Brian Collins (born 13 May 1948 in Edinburgh, Scotland) is a former motorcycle speedway rider.

Career
Collins spent the first four years of his British speedway career with Edinburgh Monarchs from 1966 to 1969, although they were known as Coatbridge from 1968 to 1969. In 1968, he top scored for Scotland against England in a test match.

In 1970 and 1971, he rode for Wembley after the London team bought the Coatbridge licence before moving on to Poole Pirates for two years. He joined the Coatbridge/Glasgow Tigers in 1974 and won the Scottish Open Champion in 1975.

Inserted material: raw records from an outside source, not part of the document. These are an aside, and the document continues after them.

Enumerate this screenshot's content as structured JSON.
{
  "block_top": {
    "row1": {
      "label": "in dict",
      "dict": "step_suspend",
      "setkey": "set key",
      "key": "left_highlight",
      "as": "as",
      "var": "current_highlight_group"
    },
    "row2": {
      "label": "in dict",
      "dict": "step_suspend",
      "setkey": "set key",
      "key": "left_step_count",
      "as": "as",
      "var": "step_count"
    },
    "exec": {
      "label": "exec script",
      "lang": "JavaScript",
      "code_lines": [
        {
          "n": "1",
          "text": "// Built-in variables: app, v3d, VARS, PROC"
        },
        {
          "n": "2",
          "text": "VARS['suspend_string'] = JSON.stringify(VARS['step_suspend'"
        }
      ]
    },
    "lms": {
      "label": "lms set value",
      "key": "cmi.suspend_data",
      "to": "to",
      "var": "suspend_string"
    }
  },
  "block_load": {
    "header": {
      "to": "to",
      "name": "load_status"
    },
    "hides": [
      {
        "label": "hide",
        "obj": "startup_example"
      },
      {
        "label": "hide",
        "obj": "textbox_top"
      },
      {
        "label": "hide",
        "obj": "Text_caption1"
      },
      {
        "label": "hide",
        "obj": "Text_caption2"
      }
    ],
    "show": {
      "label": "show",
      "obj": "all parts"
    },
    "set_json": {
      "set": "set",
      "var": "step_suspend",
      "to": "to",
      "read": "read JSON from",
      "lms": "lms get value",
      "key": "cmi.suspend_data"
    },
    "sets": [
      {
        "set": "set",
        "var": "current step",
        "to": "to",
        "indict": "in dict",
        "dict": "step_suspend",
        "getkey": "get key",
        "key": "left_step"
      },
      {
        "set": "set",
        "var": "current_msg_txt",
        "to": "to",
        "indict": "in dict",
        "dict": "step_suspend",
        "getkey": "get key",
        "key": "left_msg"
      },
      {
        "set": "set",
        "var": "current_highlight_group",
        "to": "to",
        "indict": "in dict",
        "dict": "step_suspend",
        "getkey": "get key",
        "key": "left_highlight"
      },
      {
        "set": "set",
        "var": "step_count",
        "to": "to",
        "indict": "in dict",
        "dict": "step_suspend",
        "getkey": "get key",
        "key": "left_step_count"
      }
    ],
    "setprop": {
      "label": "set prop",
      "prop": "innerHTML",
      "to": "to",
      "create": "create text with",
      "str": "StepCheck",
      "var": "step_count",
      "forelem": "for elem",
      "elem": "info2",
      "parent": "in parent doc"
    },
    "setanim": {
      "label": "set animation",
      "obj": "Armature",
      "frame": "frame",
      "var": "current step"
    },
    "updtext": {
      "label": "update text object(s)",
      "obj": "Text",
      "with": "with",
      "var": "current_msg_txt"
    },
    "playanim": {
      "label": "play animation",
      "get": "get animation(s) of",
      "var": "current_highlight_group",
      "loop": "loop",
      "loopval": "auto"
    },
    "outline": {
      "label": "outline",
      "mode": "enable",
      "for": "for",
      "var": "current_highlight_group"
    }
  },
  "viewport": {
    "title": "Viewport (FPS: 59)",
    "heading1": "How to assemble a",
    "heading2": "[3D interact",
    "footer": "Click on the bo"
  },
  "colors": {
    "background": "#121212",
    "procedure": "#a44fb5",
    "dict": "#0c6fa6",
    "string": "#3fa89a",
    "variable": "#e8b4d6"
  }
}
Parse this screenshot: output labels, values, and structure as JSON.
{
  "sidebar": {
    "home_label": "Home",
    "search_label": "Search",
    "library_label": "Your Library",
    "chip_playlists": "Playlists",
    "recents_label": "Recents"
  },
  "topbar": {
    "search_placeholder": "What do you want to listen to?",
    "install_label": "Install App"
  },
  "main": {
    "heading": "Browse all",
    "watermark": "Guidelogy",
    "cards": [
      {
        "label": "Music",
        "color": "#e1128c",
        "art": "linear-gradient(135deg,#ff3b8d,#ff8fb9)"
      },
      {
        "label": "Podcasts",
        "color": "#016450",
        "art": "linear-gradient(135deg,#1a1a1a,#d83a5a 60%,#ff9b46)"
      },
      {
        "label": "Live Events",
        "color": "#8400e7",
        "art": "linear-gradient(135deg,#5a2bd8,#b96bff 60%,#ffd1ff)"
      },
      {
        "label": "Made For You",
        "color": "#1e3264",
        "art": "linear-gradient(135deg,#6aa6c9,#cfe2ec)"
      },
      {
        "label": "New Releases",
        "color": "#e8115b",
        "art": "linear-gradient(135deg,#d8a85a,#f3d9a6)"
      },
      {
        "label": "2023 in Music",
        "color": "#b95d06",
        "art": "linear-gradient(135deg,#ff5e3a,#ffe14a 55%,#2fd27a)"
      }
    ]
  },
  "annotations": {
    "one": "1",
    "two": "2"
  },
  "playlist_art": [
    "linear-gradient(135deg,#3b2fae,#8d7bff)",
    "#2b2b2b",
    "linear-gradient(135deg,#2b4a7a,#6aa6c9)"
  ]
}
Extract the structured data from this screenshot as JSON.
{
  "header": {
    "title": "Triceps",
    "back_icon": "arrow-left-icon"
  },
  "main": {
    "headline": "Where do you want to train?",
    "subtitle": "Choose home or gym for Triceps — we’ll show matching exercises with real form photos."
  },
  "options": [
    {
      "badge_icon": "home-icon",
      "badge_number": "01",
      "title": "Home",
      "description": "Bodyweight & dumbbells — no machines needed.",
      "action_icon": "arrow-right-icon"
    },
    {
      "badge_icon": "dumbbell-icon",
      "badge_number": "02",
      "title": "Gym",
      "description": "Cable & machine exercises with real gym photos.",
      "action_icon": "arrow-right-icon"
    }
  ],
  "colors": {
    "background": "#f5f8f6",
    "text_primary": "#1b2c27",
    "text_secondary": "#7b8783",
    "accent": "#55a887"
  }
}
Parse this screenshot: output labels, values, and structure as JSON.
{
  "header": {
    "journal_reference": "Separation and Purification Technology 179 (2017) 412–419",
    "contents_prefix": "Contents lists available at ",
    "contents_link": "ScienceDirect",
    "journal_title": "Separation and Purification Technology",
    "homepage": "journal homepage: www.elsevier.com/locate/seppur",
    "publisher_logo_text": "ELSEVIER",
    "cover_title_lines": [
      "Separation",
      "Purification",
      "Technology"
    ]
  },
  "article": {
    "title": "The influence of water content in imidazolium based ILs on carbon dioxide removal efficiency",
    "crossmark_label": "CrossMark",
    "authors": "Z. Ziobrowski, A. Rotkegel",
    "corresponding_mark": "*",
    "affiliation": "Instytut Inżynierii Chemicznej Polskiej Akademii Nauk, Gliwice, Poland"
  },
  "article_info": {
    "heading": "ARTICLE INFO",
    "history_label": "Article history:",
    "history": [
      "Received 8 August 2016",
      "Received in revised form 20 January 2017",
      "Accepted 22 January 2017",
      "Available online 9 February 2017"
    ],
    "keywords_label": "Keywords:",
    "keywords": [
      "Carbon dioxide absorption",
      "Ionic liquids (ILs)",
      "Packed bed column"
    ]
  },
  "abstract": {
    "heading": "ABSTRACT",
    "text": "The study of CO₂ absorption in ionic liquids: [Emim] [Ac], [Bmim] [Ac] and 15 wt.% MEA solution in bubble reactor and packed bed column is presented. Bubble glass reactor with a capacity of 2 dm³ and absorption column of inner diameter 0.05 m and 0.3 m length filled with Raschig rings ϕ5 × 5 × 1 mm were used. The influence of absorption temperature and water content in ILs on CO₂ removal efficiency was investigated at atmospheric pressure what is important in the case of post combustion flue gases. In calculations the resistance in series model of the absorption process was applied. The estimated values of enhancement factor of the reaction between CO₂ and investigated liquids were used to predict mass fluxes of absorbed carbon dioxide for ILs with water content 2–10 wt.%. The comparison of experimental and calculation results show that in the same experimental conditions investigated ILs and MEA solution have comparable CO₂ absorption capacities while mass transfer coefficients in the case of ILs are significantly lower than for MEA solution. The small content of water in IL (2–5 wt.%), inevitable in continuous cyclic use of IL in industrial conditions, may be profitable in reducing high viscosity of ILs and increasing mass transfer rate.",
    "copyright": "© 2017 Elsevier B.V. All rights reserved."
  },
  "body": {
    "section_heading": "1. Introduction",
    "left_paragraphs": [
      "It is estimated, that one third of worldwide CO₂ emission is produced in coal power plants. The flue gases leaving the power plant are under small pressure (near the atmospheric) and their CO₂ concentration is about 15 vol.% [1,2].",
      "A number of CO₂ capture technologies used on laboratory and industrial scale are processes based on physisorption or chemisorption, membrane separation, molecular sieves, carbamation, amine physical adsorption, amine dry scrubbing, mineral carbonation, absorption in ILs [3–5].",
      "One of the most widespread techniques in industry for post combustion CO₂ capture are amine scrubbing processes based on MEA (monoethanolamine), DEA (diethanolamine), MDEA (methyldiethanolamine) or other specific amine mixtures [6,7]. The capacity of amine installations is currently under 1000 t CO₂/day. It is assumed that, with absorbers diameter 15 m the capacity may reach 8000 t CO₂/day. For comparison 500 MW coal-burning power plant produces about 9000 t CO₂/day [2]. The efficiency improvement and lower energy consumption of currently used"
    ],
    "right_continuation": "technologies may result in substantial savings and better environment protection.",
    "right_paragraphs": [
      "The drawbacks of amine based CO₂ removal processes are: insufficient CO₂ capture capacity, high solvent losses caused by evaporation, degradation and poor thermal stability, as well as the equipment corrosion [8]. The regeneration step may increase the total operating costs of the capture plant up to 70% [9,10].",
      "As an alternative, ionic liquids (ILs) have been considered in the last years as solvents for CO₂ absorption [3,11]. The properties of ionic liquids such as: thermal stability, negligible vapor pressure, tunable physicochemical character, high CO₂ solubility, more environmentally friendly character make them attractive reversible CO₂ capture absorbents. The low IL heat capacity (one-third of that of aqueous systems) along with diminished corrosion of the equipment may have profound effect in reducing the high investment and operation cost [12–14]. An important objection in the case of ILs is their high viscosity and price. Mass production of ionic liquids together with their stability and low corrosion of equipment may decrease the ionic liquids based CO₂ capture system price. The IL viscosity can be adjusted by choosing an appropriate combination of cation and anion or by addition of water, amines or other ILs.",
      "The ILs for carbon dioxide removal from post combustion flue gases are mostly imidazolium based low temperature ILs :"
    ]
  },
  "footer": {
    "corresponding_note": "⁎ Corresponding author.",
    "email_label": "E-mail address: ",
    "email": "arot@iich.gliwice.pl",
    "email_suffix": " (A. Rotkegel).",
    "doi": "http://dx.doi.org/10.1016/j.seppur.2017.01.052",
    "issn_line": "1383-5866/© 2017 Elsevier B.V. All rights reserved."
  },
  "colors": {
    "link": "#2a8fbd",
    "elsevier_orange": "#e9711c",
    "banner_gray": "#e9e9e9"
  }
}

Also in 1975, Collins finished runner up in the 1975 The National League Riders Championship at Wimbledon. After two unbeaten rides, Collins came out against the only other unbeaten rider Paul Gachet. In their third heat, both Collins and Gachet were cut up before the first bend, Gachet's wheel being struck and, in holding his machine steady, the young Eagle found himself at the back. As he managed to pass Collins, his bike reared on the notorious second bend of Plough Lane and both he and Collins fell. Gachet was carried off and, in the re-run, Collins scored 3 points. Collins went out in the final heat needing only 1 point for a run-off and 2 for the crown. Lying second behind Les Rumsey, he fell on the third lap, remounted, but was too far behind to catch up. Then, Brian Clarke, in third place, fell off in the same spot and Collins went past him for the vital 1 point. With just two riders in the run-off Laurie Etheridge rode across Collins before the first bend and Collins picked himself up from the track and watched from the centre green as Etheridge completed four laps to become champion.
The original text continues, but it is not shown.